The data does have an upward trend, but it is easier to see the different bumps in that trend with this X-11 trend graph. Seasonality shows that there is a large increase in a single season with the other seasons’ variabilities not as extreme. For the irregularity graph, the most variability seems to happen around 1994, 2000-2002, and 2009-2015. These jumps likely correlate with the Australian economic cycles at these times.

Question 9

Prompt: Figures 3.19 and 3.20 (see textbook) show the result of decomposing the number of persons in the civilian labour force in Australia each month from February 1978 to August 1995.
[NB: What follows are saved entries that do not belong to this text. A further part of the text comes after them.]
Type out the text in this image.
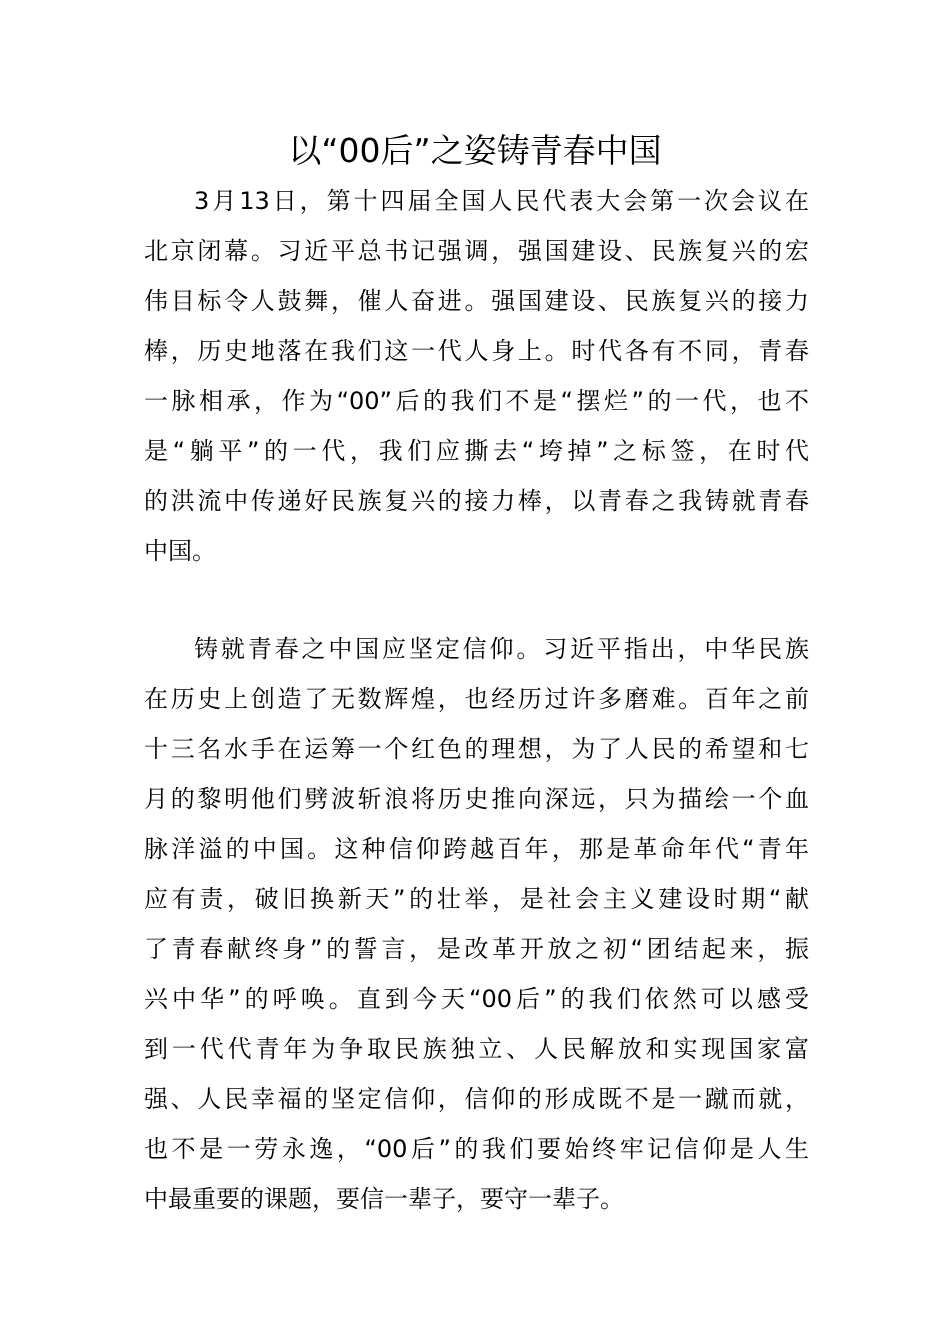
以“00后”之姿铸青春中国
3月13日，第十四届全国人民代表大会第一次会议在
北京闭幕。习近平总书记强调，强国建设、民族复兴的宏
伟目标令人鼓舞，催人奋进。强国建设、民族复兴的接力
棒，历史地落在我们这一代人身上。时代各有不同，青春
一脉相承，作为“00”后的我们不是“摆烂”的一代，也不
是“躺平”的一代，我们应撕去“垮掉”之标签，在时代
的洪流中传递好民族复兴的接力棒，以青春之我铸就青春
中国。
铸就青春之中国应坚定信仰。习近平指出，中华民族
在历史上创造了无数辉煌，也经历过许多磨难。百年之前
十三名水手在运筹一个红色的理想，为了人民的希望和七
月的黎明他们劈波斩浪将历史推向深远，只为描绘一个血
脉洋溢的中国。这种信仰跨越百年，那是革命年代“青年
应有责，破旧换新天”的壮举，是社会主义建设时期“献
了青春献终身”的誓言，是改革开放之初“团结起来，振
兴中华”的呼唤。直到今天“00后”的我们依然可以感受
到一代代青年为争取民族独立、人民解放和实现国家富
强、人民幸福的坚定信仰，信仰的形成既不是一蹴而就，
也不是一劳永逸，“00后”的我们要始终牢记信仰是人生
中最重要的课题，要信一辈子，要守一辈子。
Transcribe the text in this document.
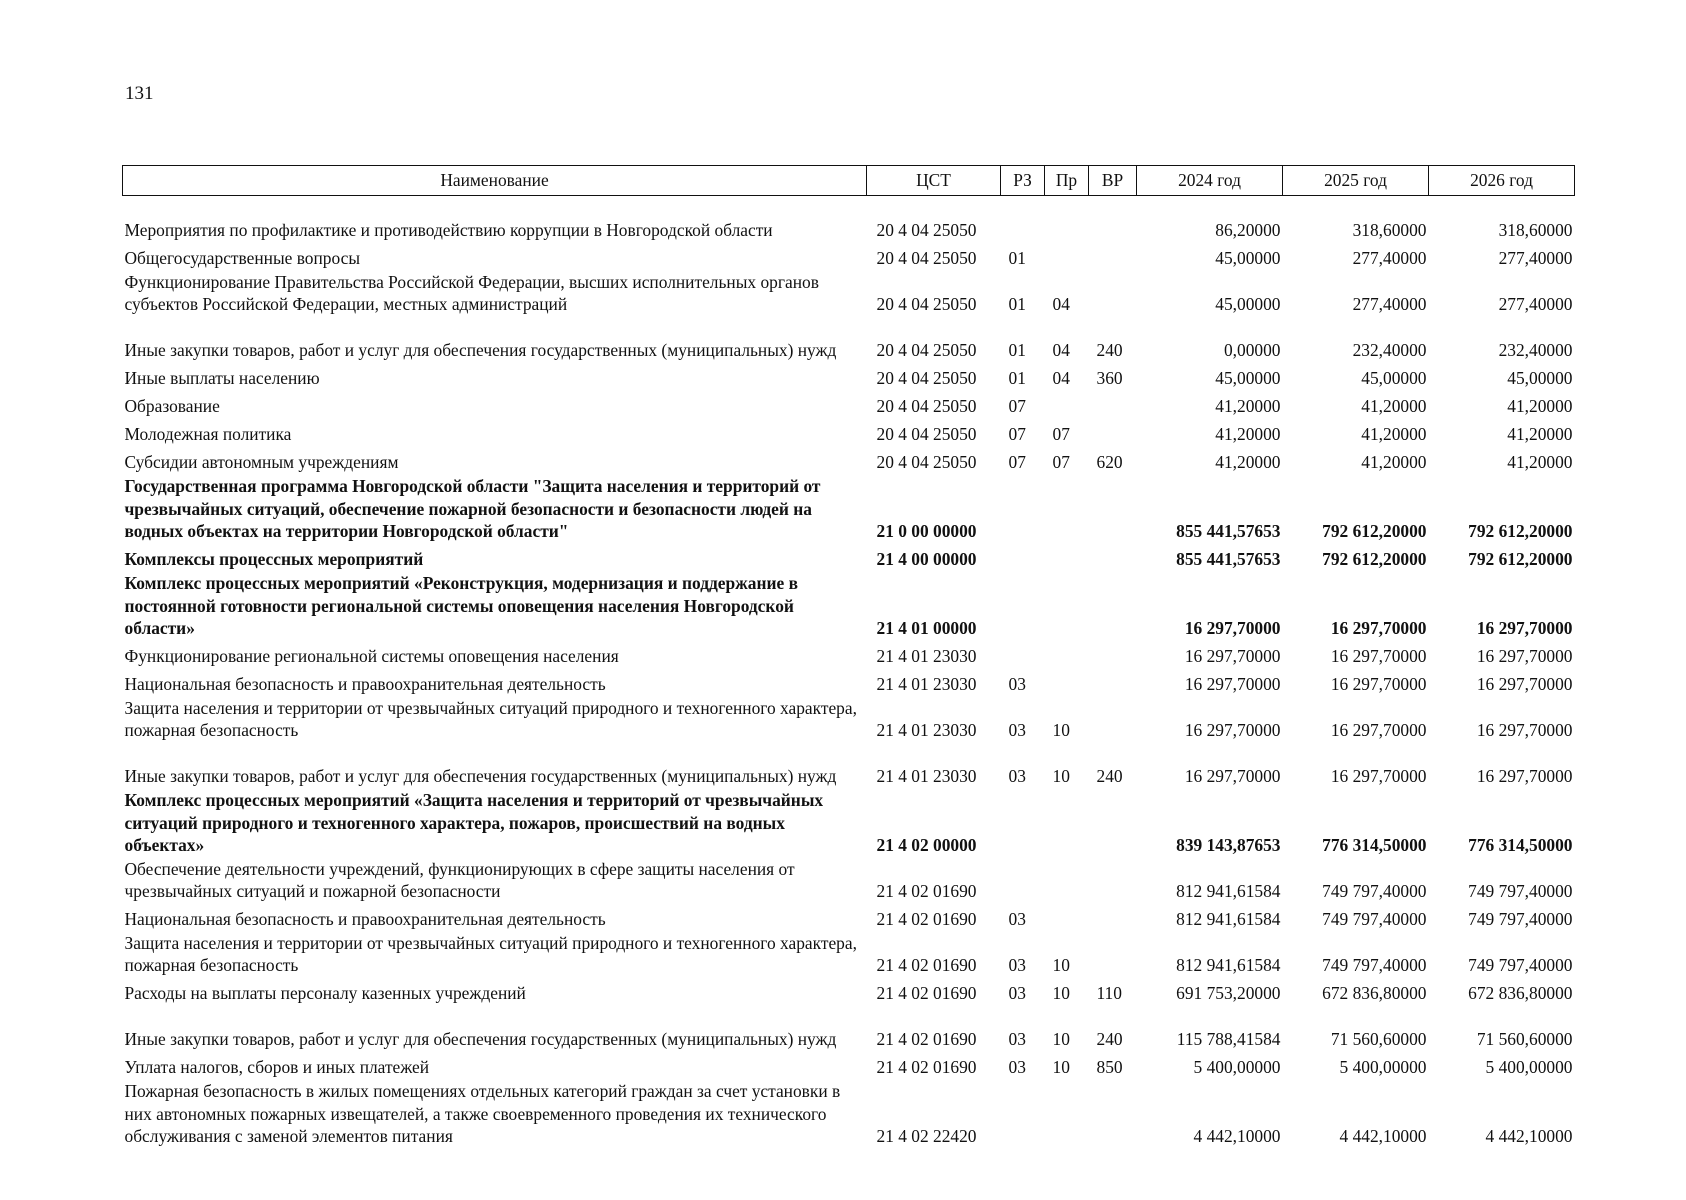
131
Наименование	ЦСТ	РЗ	Пр	ВР	2024 год	2025 год	2026 год
Мероприятия по профилактике и противодействию коррупции в Новгородской области	20 4 04 25050				86,20000	318,60000	318,60000
Общегосударственные вопросы	20 4 04 25050	01			45,00000	277,40000	277,40000
Функционирование Правительства Российской Федерации, высших исполнительных органов субъектов Российской Федерации, местных администраций	20 4 04 25050	01	04		45,00000	277,40000	277,40000
Иные закупки товаров, работ и услуг для обеспечения государственных (муниципальных) нужд	20 4 04 25050	01	04	240	0,00000	232,40000	232,40000
Иные выплаты населению	20 4 04 25050	01	04	360	45,00000	45,00000	45,00000
Образование	20 4 04 25050	07			41,20000	41,20000	41,20000
Молодежная политика	20 4 04 25050	07	07		41,20000	41,20000	41,20000
Субсидии автономным учреждениям	20 4 04 25050	07	07	620	41,20000	41,20000	41,20000
Государственная программа Новгородской области "Защита населения и территорий от чрезвычайных ситуаций, обеспечение пожарной безопасности и безопасности людей на водных объектах на территории Новгородской области"	21 0 00 00000				855 441,57653	792 612,20000	792 612,20000
Комплексы процессных мероприятий	21 4 00 00000				855 441,57653	792 612,20000	792 612,20000
Комплекс процессных мероприятий «Реконструкция, модернизация и поддержание в постоянной готовности региональной системы оповещения населения Новгородской области»	21 4 01 00000				16 297,70000	16 297,70000	16 297,70000
Функционирование региональной системы оповещения населения	21 4 01 23030				16 297,70000	16 297,70000	16 297,70000
Национальная безопасность и правоохранительная деятельность	21 4 01 23030	03			16 297,70000	16 297,70000	16 297,70000
Защита населения и территории от чрезвычайных ситуаций природного и техногенного характера, пожарная безопасность	21 4 01 23030	03	10		16 297,70000	16 297,70000	16 297,70000
Иные закупки товаров, работ и услуг для обеспечения государственных (муниципальных) нужд	21 4 01 23030	03	10	240	16 297,70000	16 297,70000	16 297,70000
Комплекс процессных мероприятий «Защита населения и территорий от чрезвычайных ситуаций природного и техногенного характера, пожаров, происшествий на водных объектах»	21 4 02 00000				839 143,87653	776 314,50000	776 314,50000
Обеспечение деятельности учреждений, функционирующих в сфере защиты населения от чрезвычайных ситуаций и пожарной безопасности	21 4 02 01690				812 941,61584	749 797,40000	749 797,40000
Национальная безопасность и правоохранительная деятельность	21 4 02 01690	03			812 941,61584	749 797,40000	749 797,40000
Защита населения и территории от чрезвычайных ситуаций природного и техногенного характера, пожарная безопасность	21 4 02 01690	03	10		812 941,61584	749 797,40000	749 797,40000
Расходы на выплаты персоналу казенных учреждений	21 4 02 01690	03	10	110	691 753,20000	672 836,80000	672 836,80000
Иные закупки товаров, работ и услуг для обеспечения государственных (муниципальных) нужд	21 4 02 01690	03	10	240	115 788,41584	71 560,60000	71 560,60000
Уплата налогов, сборов и иных платежей	21 4 02 01690	03	10	850	5 400,00000	5 400,00000	5 400,00000
Пожарная безопасность в жилых помещениях отдельных категорий граждан за счет установки в них автономных пожарных извещателей, а также своевременного проведения их технического обслуживания с заменой элементов питания	21 4 02 22420				4 442,10000	4 442,10000	4 442,10000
a. Write about 3–5 sentences describing the results of the decomposition. Pay particular attention to the scales of the graphs in making your interpretation.

a. Figure 3.20 is remarkable helpful when analysing the trends of seasonality across years. Through this breakdown, we can see the seasons that go against the upward trend at the second half of the graph - March, August and November all end below their averages - and the months that have the most variability overall - March, July, and August are the only months having greater than 25 units of variance.

b. Is the recession of 1991/1992 visible in the estimated components?

b. The Figure 3.19 is much more helpful in visualizing the recession of 91/92. The remainder graph here shows the major dip where the recession happened, in the otherwise relatively smooth variability line graph. Also, the value line graph that shows the full data does show a dip in its upward trend during this recession.